Ken Lee

No. 51, 56
- Position: Linebacker

Personal information
- Born: September 3, 1948 (age 77) Honolulu, Hawaii, U.S.
- Listed height: 6 ft 4 in (1.93 m)
- Listed weight: 230 lb (104 kg)

Career information
- High school: Oak Harbor (Oak Harbor, Washington)
- College: Washington
- NFL draft: 1971: 8th round, 204th overall pick

Career history
- Detroit Lions (1971); Buffalo Bills (1972); Toronto Argonauts (1973); Southern California Sun (1974–1975);

Career NFL statistics
- Sacks: 1
- Interceptions: 6
- Defensive TDs: 1
- Stats at Pro Football Reference

= Ken Lee (American football) =

American football player (born 1948)

Kenneth Alan Lee (born September 3, 1948) is an American former professional football player who was a linebacker for two seasons in the National Football League (NFL) with the Detroit Lions and Buffalo Bills, one season for the Toronto Argonauts in the Canadian Football League (CFL), and his two final seasons for the Southern California Sun of the World Football League (WFL).

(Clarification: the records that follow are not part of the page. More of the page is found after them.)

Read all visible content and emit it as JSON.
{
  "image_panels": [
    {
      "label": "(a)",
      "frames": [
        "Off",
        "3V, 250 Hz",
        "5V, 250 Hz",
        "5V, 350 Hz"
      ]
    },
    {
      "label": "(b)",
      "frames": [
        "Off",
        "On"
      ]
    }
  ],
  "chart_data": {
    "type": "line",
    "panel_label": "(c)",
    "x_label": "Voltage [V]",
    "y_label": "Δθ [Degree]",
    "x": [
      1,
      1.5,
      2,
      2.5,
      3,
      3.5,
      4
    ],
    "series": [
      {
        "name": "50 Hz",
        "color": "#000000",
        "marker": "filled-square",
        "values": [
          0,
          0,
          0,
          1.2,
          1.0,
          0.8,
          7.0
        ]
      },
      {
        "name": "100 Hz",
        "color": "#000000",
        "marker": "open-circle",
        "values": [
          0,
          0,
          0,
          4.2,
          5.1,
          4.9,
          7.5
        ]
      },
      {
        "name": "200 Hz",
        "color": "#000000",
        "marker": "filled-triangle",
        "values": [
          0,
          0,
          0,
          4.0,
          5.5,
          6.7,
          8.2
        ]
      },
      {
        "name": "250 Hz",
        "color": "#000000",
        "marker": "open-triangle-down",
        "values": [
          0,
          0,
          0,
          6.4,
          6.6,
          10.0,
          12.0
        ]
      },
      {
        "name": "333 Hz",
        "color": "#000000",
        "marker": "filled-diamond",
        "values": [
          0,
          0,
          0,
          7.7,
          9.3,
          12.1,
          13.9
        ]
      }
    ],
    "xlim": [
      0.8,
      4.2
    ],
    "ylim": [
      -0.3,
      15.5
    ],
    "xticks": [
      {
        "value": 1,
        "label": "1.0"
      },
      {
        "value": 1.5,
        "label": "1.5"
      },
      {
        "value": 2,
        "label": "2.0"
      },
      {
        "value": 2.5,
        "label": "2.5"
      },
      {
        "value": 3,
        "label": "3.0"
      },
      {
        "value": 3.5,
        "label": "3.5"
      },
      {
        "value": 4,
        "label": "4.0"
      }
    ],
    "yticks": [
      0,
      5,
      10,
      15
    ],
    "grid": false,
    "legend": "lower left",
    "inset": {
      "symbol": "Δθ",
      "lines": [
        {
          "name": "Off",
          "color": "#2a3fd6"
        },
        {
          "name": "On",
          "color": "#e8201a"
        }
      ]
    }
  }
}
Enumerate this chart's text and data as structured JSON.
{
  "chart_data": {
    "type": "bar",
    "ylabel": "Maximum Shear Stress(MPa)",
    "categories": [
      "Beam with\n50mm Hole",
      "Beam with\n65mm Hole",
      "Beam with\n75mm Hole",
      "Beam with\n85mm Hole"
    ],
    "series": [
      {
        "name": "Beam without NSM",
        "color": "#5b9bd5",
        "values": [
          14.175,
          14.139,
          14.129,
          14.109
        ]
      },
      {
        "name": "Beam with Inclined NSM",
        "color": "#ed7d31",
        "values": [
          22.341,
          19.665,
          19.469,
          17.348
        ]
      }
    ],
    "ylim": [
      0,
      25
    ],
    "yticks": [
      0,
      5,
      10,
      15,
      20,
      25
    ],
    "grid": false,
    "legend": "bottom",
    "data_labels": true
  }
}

He played college football for the Washington Huskies and was selected in the second round of the 1971 NFL draft.

==Early life==
Lee was born in Honolulu, Hawaii. He attended Oak Harbor High School in Oak Harbor, Washington. In high school, Lee was an all-conference tight end in football (1965), all-conference pitcher in baseball (1965, 1966), and Athlete of the Year (1966). In baseball, he had a 23–4 career record with 15 complete games, with a senior season of 11–2 and a 0.40 ERA.

==College career==
Lee was a letterman at defensive end for the Washington Huskies in 1967, 1968, and 1970. Following his Washington career, Lee played in the East–West Shrine Game.

==Professional career==
Lee was selected in the eighth round of the 1971 NFL draft by the Detroit Lions, where he spent the 1971 season. Lee played the next season with the Buffalo Bills, where he recorded six interceptions, which led the team and tied for seventh in the league. In 1973 Lee played for the Toronto Argonauts of the Canadian Football League (CFL). Lee finished his playing careers with the Southern California Sun of the World Football League (WFL) from 1974 to 1975.